O TCL é a base da inferência estatística. Explica por que a distribuição normal aparece com tanta frequência na natureza e justifica o uso de testes z, intervalos de confiança e muitos outros procedimentos estatísticos.
Para a maioria dos propósitos práticos, n ≥ 30 é suficiente para que o TCL forneça uma boa aproximação normal. No entanto, o n necessário depende da assimetria da população: distribuições simétricas convergem mais rápido.

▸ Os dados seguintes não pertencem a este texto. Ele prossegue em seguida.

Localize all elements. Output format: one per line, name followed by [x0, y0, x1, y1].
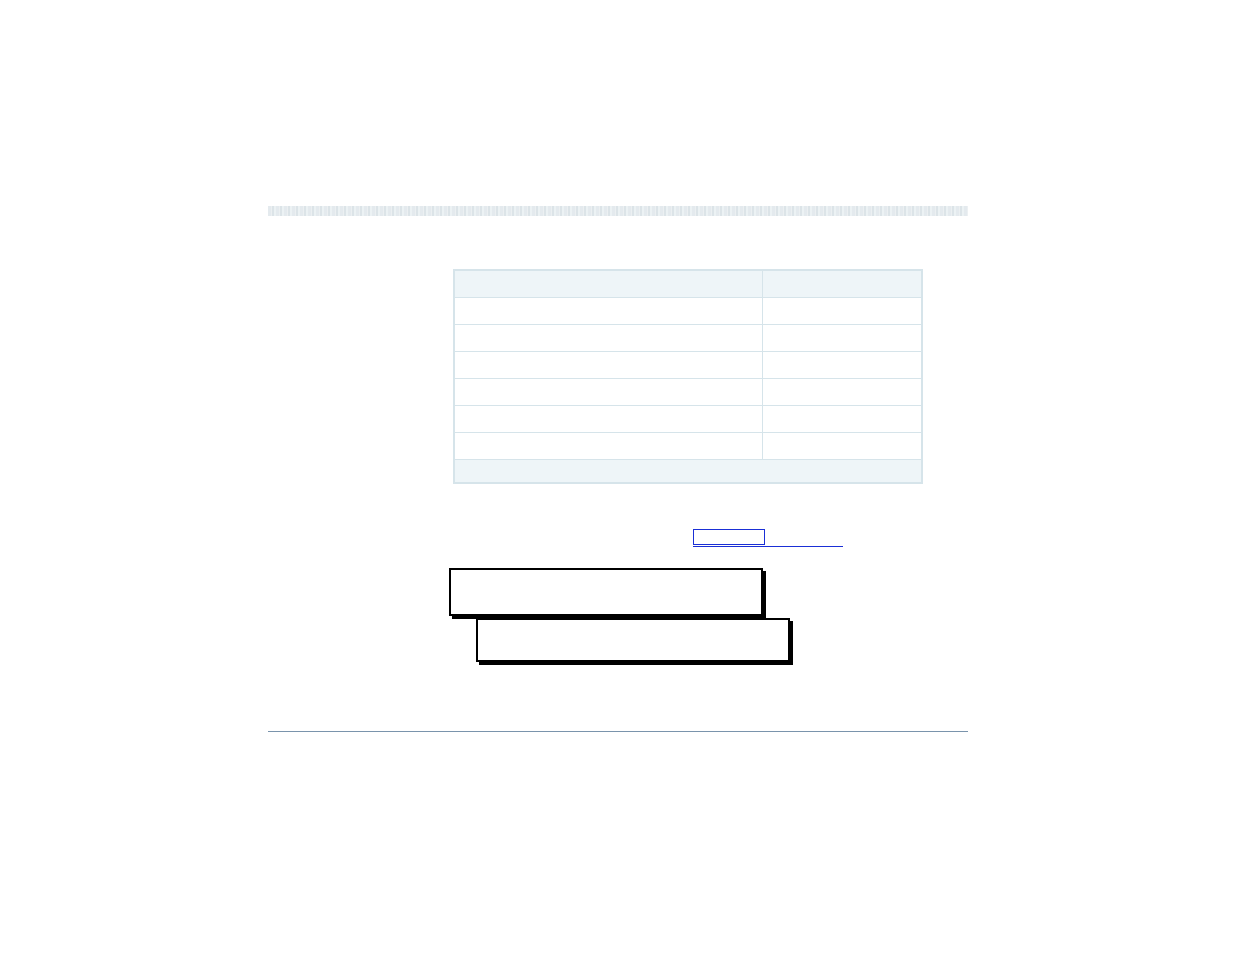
callout-box-2 [476, 618, 790, 662]
table-cell [763, 432, 922, 459]
data-table [453, 269, 923, 484]
table-cell [454, 432, 763, 459]
table-cell [454, 324, 763, 351]
table-row [454, 405, 922, 432]
table-cell [454, 297, 763, 324]
table-footer-cell [454, 459, 922, 483]
table-cell [763, 405, 922, 432]
banner-strip [268, 206, 968, 216]
table-cell [454, 378, 763, 405]
table-row [454, 378, 922, 405]
table-row [454, 297, 922, 324]
table-header-col2 [763, 270, 922, 297]
table-cell [454, 351, 763, 378]
table-row [454, 432, 922, 459]
link-underline [693, 546, 843, 547]
link-box[interactable] [693, 529, 765, 545]
table-cell [763, 378, 922, 405]
table-footer-row [454, 459, 922, 483]
table-cell [763, 351, 922, 378]
divider [268, 731, 968, 732]
table-row [454, 351, 922, 378]
callout-box-1 [449, 568, 763, 616]
table-cell [763, 324, 922, 351]
table-cell [763, 297, 922, 324]
table-header-col1 [454, 270, 763, 297]
table-row [454, 324, 922, 351]
table-header-row [454, 270, 922, 297]
table-cell [454, 405, 763, 432]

Pierre-Simon Laplace provou a primeira forma geral do TCL, mostrando que a soma de muitos erros independentes tende a uma distribuição normal.
Jarl Lindeberg e William Feller forneceram condições necessárias e suficientes para que o TCL se aplique a variáveis aleatórias independentes não identicamente distribuídas.
Comece com n=1: o histograma das médias reflete a população. Aumente n e observe a curva em sino emergir. A dispersão diminui como σ/√n.
Experimente a Exponencial (muito assimétrica) com n=2, 10, 30, 100. Compare a velocidade de convergência entre Bernoulli e Qui-Quadrado. Com n=1, o histograma das médias É a população.